It may not seem like strings are something to master for data science, but with the abundance of unstructured, qualitative data available, it’s incredibly helpful to dive into strings!
1. Check for Membership with ‘in’
When working with unstructured data, it can be really helpful to identify particular words or other substrings in a larger string. The easiest way to do this is by using the in operator.
Say you’re working with a list, series, or dataframe column, and you want to identify whether a substring exists in a string.
In the example below, you have a list of different regions and want to know if the string “West” is in each list item.
sample_list = ['North West', 'West', 'North East', 'East', 'South', 'North']
is_west = ['Yes' if 'West' in location else 'No' for location in sample_list]
print(is_west)
# Returns:
# ['Yes', 'Yes', 'No', 'No', 'No', 'No']
Checking string membership. Source: Nik Piepenbreier
2. Do Magic with F-Strings
F-strings were introduced in Python 3.6 and they don’t get enough credit.
There’s a reason I say they’re magic. They:
- Allow for much more flexibility,
- Are much more readable than other methods, and
- Execute much faster.
But what are they? F-strings (or formatted string literals) allow you to place variables (or any expression) into strings. The expressions are then executed at run time.
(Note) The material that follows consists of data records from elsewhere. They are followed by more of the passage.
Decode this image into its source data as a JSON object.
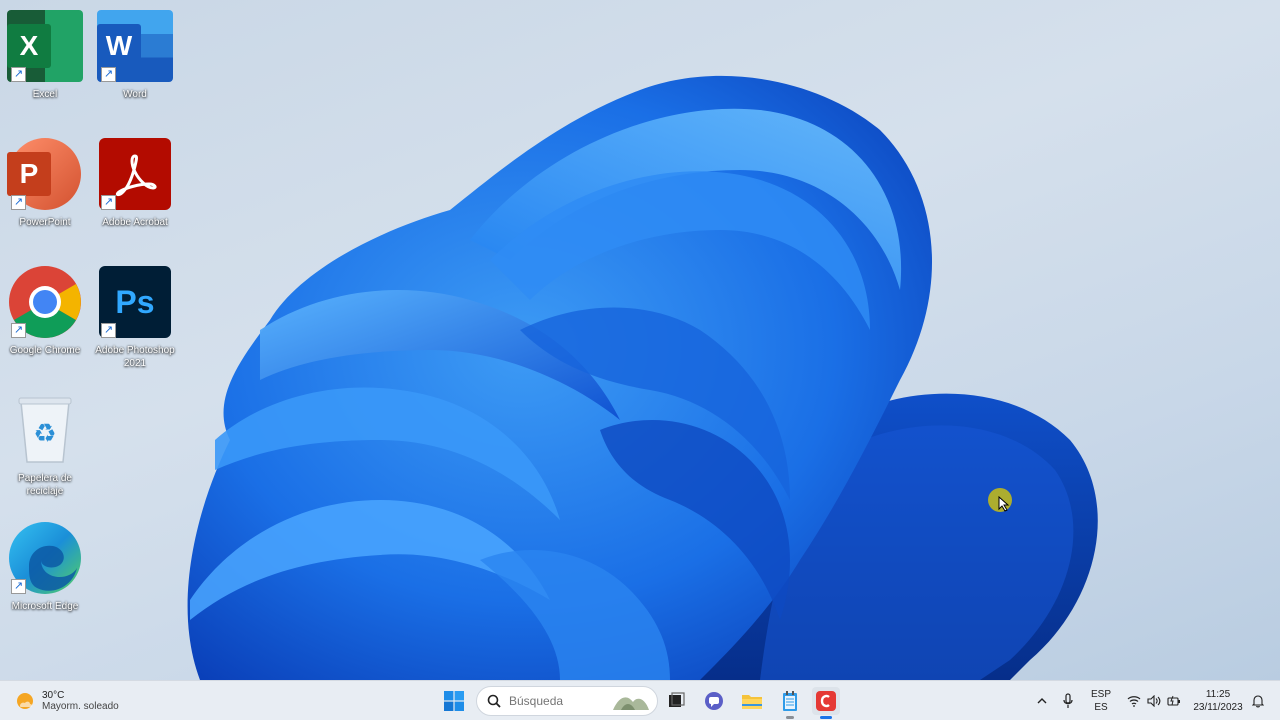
{
  "desktop": {
    "icons": [
      {
        "label": "Excel",
        "glyph": "X",
        "color": "#1e7a45"
      },
      {
        "label": "Word",
        "glyph": "W",
        "color": "#2b66c9"
      },
      {
        "label": "PowerPoint",
        "glyph": "P",
        "color": "#c9432a"
      },
      {
        "label": "Adobe Acrobat",
        "glyph": "acrobat-logo",
        "color": "#b30b00"
      },
      {
        "label": "Google Chrome",
        "glyph": "chrome-logo",
        "color": "#4285f4"
      },
      {
        "label": "Adobe Photoshop 2021",
        "glyph": "Ps",
        "color": "#001e36"
      },
      {
        "label": "Papelera de reciclaje",
        "glyph": "recycle-bin",
        "color": "#2b8fd6"
      },
      {
        "label": "Microsoft Edge",
        "glyph": "edge-logo",
        "color": "#1a8fd6"
      }
    ]
  },
  "taskbar": {
    "weather": {
      "temp": "30°C",
      "desc": "Mayorm. soleado",
      "icon": "sun-cloud-icon"
    },
    "search": {
      "placeholder": "Búsqueda"
    },
    "apps": [
      "start-icon",
      "task-view-icon",
      "teams-chat-icon",
      "file-explorer-icon",
      "notepad-icon",
      "recorder-icon"
    ],
    "tray": {
      "lang_top": "ESP",
      "lang_bottom": "ES",
      "time": "11:25",
      "date": "23/11/2023"
    }
  }
}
To write an f-string, prefix a string with ‘f’.
Let’s take a look at an example:
name = 'Nik'
birthyear = 1987
print(f'My name is {name} and I am {2020-birthyear} years old.')
F-strings are amazing. Source: Nik Piepenbreier
3. Reverse a String with [::-1]
Strings can be reversed (like other iterables), by slicing the string. To reverse any iterable, simply use [::-1].
The -1 acts as a step argument, by which Python starts at the last value and increments by -1:
string = 'pythonisfun'
print(string[::-1])
# Returns: nufsinohtyp
Reversing a string. Source: Nik Piepenbreier
4. Replace Substrings with .replace()
To replace substrings, you can use the replace method. This works for any type of string, including a simple space (as Python doesn’t have built-in methods for removing spaces).
Let’s take a look at an example:
sample = 'Python is kind of fun.'
print(sample.replace('kind of', 'super'))
# Returns:
# Python is super fun.
Replacing substrings. Source: Nik Piepenbreier
5. Iterating over a String with a For-Loop
Python strings are iterable objects (just like lists, sets, etc.).
If you wanted to return each letter of a string, you could write:
sample = 'python'
for letter in sample:
print(letter)
# Returns:
# p
# y
# t
# h
# o
# n
6. Format Strings with .upper(), .lower(), and .title()
Python strings can be a little quirky. You might get yourself a file in all caps, all lower cases, etc. And you might need to actually format these for presenting them later on.
- .upper() will return a string with all characters in upper case
- .lower() will return a string with all characters in lower case
- .title() will capitalize each word of a string.
Let’s see these in action:
sample = 'THIS is a StRiNg'
print(sample.upper())
print(sample.lower())
print(sample.title())
# Returns:
# THIS IS A STRING
# this is a string
# This Is A String
7. Check for Palindromes and Anagrams
Combining what you’ve learned so far, you can easily check if a string is a Palindrome by using the [::-1] slice.
A word or phrase is a palindrome if it’s the same spelled forward as it is backward.
Similarly, you can return a sorted version of a string by using the sorted function. If two sorted strings are the same, they are anagrams:
string = 'taco cat'
def palindrome(string_to_check):
if string.lower().replace(' ', '') == string.lower().replace(' ', '')[::-1]:
print("You found a palindrome!")
else:
print("Your string isn't a palindrome")
palindrome(string)
# Returns:
# You found a palindrome!
An anagram is a word or phrase that is formed by rearranging another word. In short, two words are anagrams if they have the same letters.
If you want to see if two words are anagrams, you can sort the two words and see if they are the same:
def anagram(word1, word2):
if sorted(word1) == sorted(word2):
print(f"{word1} and {word2} are anagrams!")
else:
print(f"{word1} and {word2} aren't anagrams!")
anagram('silent', 'listen')
# Returns:
# silent and listen are anagrams!
8. Split a String with .split()
Say you’re given a string that contains multiple pieces of data. It can be helpful to split this string to parse out individual pieces of data.
In the example below, a string contains the region, the last name of a sales rep, as well as an order number.
You can use .split() to split these values:
order_text = 'north-doe-001'
print(order_text.split('-'))
# Returns:
# ['north', 'doe', '001']